A more precise formulation
The most accurate way to articulate the relationship, it seems to me, is as follows:
The Idiot is not a novel about autism. It is a novel about what happens when an individual operates without reliance on the implicit social fictions that structure ordinary human interaction. This condition, while not identical to autism, overlaps significantly with the lived experience of many autistic individuals.
That overlap is sufficient to make the novel feel, at times, uncannily familiar.
Why this matters
This is not merely an academic observation. It has practical and, indeed, personal significance.
To encounter one’s own experience reflected in literature—particularly in a work of such depth and seriousness—is both affirming and unsettling. It suggests that the difficulties one has faced are not idiosyncratic or inexplicable, but arise from a structural tension between different ways of being in the world.
It also invites a reconsideration of where the “problem” is located.
If Myshkin is destroyed not because he is deficient, but because he is incompatible with the norms of the society he inhabits, then the question becomes whether those norms are themselves open to critique.
Similarly, if autistic individuals experience persistent misunderstanding and exclusion, it is at least worth considering whether this is solely a matter of individual impairment, or whether it reflects a broader failure of mutual comprehension.
Conclusion
Reading The Idiot through this lens does not require us to reinterpret Dostoevsky’s intentions.
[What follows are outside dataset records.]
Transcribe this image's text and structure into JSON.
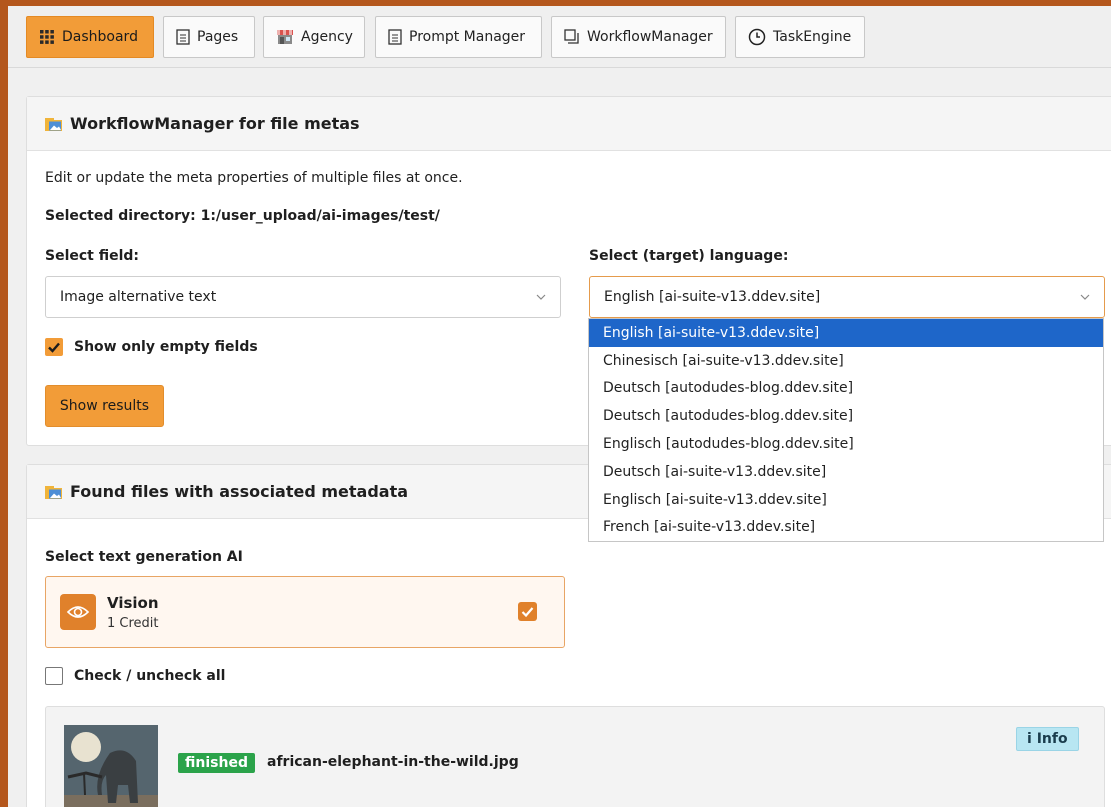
{
  "tabs": [
    {
      "label": "Dashboard",
      "icon": "grid-icon",
      "active": true
    },
    {
      "label": "Pages",
      "icon": "page-icon",
      "active": false
    },
    {
      "label": "Agency",
      "icon": "shop-icon",
      "active": false
    },
    {
      "label": "Prompt Manager",
      "icon": "document-icon",
      "active": false
    },
    {
      "label": "WorkflowManager",
      "icon": "copy-icon",
      "active": false
    },
    {
      "label": "TaskEngine",
      "icon": "clock-icon",
      "active": false
    }
  ],
  "meta_panel": {
    "title": "WorkflowManager for file metas",
    "description": "Edit or update the meta properties of multiple files at once.",
    "selected_directory": "Selected directory: 1:/user_upload/ai-images/test/",
    "field_label": "Select field:",
    "field_value": "Image alternative text",
    "language_label": "Select (target) language:",
    "language_value": "English [ai-suite-v13.ddev.site]",
    "show_empty_label": "Show only empty fields",
    "show_results_label": "Show results"
  },
  "language_options": [
    "English [ai-suite-v13.ddev.site]",
    "Chinesisch [ai-suite-v13.ddev.site]",
    "Deutsch [autodudes-blog.ddev.site]",
    "Deutsch [autodudes-blog.ddev.site]",
    "Englisch [autodudes-blog.ddev.site]",
    "Deutsch [ai-suite-v13.ddev.site]",
    "Englisch [ai-suite-v13.ddev.site]",
    "French [ai-suite-v13.ddev.site]"
  ],
  "files_panel": {
    "title": "Found files with associated metadata",
    "ai_label": "Select text generation AI",
    "ai_name": "Vision",
    "ai_credit": "1 Credit",
    "check_all_label": "Check / uncheck all",
    "file_status": "finished",
    "file_name": "african-elephant-in-the-wild.jpg",
    "info_label": "Info",
    "info_icon_glyph": "i"
  },
  "colors": {
    "accent": "#f29c38",
    "selected_option": "#1e66c9",
    "finished_badge": "#2ba34a",
    "info_button": "#b8e6f2",
    "background": "#b4571d"
  }
}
It requires only that we recognise what he achieved.
In constructing a character who operates outside the implicit rules of social life, he exposed those rules with extraordinary clarity. He showed how much of what we take for granted depends upon managed insincerity, strategic ambiguity, and unspoken agreement.
He also showed what happens when those mechanisms are absent.
For those of us who navigate the world without full access to those mechanisms, the result can feel uncomfortably familiar.
That, I think, is why the novel resonates so strongly. Not because it describes autism, but because it describes, with unsettling precision, a world in which certain ways of being are not merely misunderstood, but systematically penalised.
In that sense, Dostoevsky’s thought experiment continues to speak, with unexpected relevance, to a set of experiences he could not have named—but somehow, nonetheless, understood.